Gedenkmauer der tschechischen und polnischen Widerstandskämpfer

Projekttagebuch

Montag der 15.12.2014: Unsere kleine Arbeitsgruppe, bestehend aus Tom R., Kim G., Tom W., Marc H., Ehm R. und Mariella G. hatte die Aufgabe sich über Einzelschicksale von tschechischen und polnischen Widerstandskämpfern zu informieren. Dafür trafen wir uns am Montag, noch ohne Tom W. und Marc, und sprachen erstmal über die Justiz und einen Rechtsstaat. Dabei wurden der NS-Staat und die heutige Republik verglichen. Wir fanden heraus, dass die Prozesse damals Schauprozesse waren, die Angeklagten sollten gedemütigt werden. 

Heute halten sich die Gerichte an die Gesetzte und die Angeklagten werden nicht wegen ihrer Herkunft oder ihrer „Rasse“ vor – oder benachteiligt. Damals wurde sogar für die kleinsten Vergehen die Todesstrafe ausgesprochen. Anschließend gingen Mariella und Ehm sich einen Film über die traurige Geschichte von Sophie Scholl und der Weißen Rose angucken, während Kim und Tom R. sich mit den Einzelschicksalen beschäftigten. Später kamen Mariella und Ehm um mitzuarbeiten. Es war berührend über das Leben von meist zu Unrecht verurteilten Menschen zu lesen.

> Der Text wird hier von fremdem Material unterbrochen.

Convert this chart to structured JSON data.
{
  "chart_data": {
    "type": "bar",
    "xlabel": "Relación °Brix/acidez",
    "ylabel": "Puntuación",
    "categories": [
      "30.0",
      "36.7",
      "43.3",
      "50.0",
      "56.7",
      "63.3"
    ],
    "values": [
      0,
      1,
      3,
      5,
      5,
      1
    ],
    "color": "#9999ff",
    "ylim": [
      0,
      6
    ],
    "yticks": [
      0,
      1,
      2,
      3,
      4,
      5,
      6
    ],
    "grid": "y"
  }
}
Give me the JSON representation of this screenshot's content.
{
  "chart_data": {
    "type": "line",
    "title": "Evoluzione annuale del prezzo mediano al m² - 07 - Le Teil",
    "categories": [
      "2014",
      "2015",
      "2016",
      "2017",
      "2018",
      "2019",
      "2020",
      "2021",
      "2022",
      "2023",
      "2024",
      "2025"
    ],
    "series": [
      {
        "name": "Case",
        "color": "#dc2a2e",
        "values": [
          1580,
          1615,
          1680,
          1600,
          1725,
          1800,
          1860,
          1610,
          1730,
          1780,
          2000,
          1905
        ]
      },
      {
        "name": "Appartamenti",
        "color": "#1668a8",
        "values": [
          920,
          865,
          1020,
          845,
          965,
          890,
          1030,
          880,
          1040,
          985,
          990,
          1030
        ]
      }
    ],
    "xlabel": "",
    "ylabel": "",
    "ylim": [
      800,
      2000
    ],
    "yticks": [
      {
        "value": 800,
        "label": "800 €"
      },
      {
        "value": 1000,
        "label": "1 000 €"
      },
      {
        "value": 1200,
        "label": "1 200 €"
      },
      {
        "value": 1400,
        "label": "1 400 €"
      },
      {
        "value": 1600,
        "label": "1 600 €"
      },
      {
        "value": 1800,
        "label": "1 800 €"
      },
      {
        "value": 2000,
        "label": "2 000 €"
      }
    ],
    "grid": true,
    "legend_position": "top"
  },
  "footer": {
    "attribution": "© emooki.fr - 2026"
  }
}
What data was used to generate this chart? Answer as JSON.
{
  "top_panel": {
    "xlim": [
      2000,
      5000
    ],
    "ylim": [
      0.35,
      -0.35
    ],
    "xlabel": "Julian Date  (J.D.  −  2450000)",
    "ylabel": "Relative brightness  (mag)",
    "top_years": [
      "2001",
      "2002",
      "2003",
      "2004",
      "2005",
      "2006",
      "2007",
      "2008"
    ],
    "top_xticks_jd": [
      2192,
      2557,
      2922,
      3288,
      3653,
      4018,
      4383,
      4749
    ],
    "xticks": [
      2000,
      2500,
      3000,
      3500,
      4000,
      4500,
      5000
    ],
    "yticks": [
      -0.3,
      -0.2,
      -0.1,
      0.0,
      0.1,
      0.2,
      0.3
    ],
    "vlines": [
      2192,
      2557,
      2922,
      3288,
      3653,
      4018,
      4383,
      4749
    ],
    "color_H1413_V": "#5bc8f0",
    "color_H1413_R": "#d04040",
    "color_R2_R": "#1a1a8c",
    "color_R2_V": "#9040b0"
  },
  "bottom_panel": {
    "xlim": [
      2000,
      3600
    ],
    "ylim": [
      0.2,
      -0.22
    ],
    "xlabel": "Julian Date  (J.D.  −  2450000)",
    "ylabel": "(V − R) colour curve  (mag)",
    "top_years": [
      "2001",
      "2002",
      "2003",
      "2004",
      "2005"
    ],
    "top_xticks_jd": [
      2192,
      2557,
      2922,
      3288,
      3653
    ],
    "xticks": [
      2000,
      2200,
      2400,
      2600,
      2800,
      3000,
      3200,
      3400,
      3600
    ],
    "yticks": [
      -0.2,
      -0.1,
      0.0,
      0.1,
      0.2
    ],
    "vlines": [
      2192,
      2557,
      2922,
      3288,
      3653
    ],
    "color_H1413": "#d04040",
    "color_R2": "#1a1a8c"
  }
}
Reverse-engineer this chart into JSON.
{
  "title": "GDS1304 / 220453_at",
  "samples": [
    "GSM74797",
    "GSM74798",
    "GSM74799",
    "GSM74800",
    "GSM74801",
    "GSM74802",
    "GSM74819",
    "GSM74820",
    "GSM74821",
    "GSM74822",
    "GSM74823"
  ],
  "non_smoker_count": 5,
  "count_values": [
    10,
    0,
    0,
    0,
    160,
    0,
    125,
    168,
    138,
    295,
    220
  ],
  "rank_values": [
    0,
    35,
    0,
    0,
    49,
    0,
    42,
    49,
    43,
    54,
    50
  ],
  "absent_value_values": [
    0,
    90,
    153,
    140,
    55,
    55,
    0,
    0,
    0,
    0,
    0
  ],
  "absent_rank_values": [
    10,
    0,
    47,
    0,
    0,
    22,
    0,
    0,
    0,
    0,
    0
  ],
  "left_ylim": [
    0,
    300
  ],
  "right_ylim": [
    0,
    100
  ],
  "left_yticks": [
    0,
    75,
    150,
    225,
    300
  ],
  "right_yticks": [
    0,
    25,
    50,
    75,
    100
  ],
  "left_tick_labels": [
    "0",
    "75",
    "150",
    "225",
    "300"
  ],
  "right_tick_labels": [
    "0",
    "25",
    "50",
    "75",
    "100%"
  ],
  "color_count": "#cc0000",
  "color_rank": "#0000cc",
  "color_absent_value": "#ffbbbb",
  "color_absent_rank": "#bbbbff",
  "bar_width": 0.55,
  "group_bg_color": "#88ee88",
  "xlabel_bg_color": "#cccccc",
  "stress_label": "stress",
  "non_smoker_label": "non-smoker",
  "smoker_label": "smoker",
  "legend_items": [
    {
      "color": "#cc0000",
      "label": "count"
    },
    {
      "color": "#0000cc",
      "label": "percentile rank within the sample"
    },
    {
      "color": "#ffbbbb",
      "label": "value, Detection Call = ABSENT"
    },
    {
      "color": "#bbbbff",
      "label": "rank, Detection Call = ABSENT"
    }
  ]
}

Dienstag der 16.12.2014: Unsere Gruppe ging mit einer weiteren Projektgruppe zur Gedenkstätte Münchner Platz. Dort waren das Gericht und das Gefängnis, sowie der Platz auf dem die Häftlinge durch die Guillotine umgebracht wurden. Es war ein seltsames Gefühl, aber auch ergreifend auf dem Platz zu stehen wo Menschen ihre letzten Minuten erlebten. Alle nahmen bei einer Führung teil. Noch einmal wurde erklärt, dass zur NS Zeit das Urteil zum Wohle der Gemeinschaft gefällt wurde, während heute das Urteil zum Wohle der Freiheit des Einzelnen gefällt wird. Nach der Führung durch die Gedenkstätte zog jeder einen Namen, eines meist hingerichteten Häftlings und schrieb sich so viele Informationen über ihn auf wie er in dem Museum fand.  
Alle waren sich einig, dankbar und glücklich zu sein, dass sie heute in so einer gerechten Welt leben. Später ging nur unsere Gruppe zum Johannisfriedhof und sah sich die Gedenkmauer für die Widerstandskämpfer an, die auf dem Friedhof bestattet wurden.

Donnerstag der 18.12.2014: Heute ist der letzte Tag um an den Projekten zu arbeiteten. Unsere Arbeitsgruppe arbeitet weiter zu den Einzelschicksalen. Von Kim und Tom R. wird eine PowerPoint-Präsentation erstellt, um die Ergebnisse anschaulich dazustellen. Marc, Mariella und Tom W. erstellen Folien um die Einzelschicksale besser dar­stel­len zu können. Es waren 3 emotionale Tage, bei dem man am Ende glücklich sein kann das wir in dieser relativ friedlichen, sicheren und meist gerechten Welt leben.

Freitag der 23.01.2015: Heute hatten wir die große Aufgabe die PowerPoint-Präsentation zu überarbeiten. Bei dieser Arbeit haben sich Tom W. und Marc mehr mit der Gedenkmauer näher auseinandergesetzt. Ehm und Mariella beschäftigten sich mit der Herkunft, der am Münchner Platz hingerichteten Opfer und wo sie begraben wurden. Tom R. und Kim arbeiteten an der Präsentation weiter und verglichen den Rechtsstaat im dritten Reich mit dem der BRD.

Montag der 6.07.2015: Heute haben wir ein Plakat zu den tschechisch-polnischen Opfern erstellt. Das Plakat wird zur Feierstunde vorgestellt. Im Anschluss überprüften wir unsere bisherigen Arbeitsergebnisse und bemerkten, dass ein paar Fehler in der PowerPoint-Präsentation waren, aber die behoben wir schnell.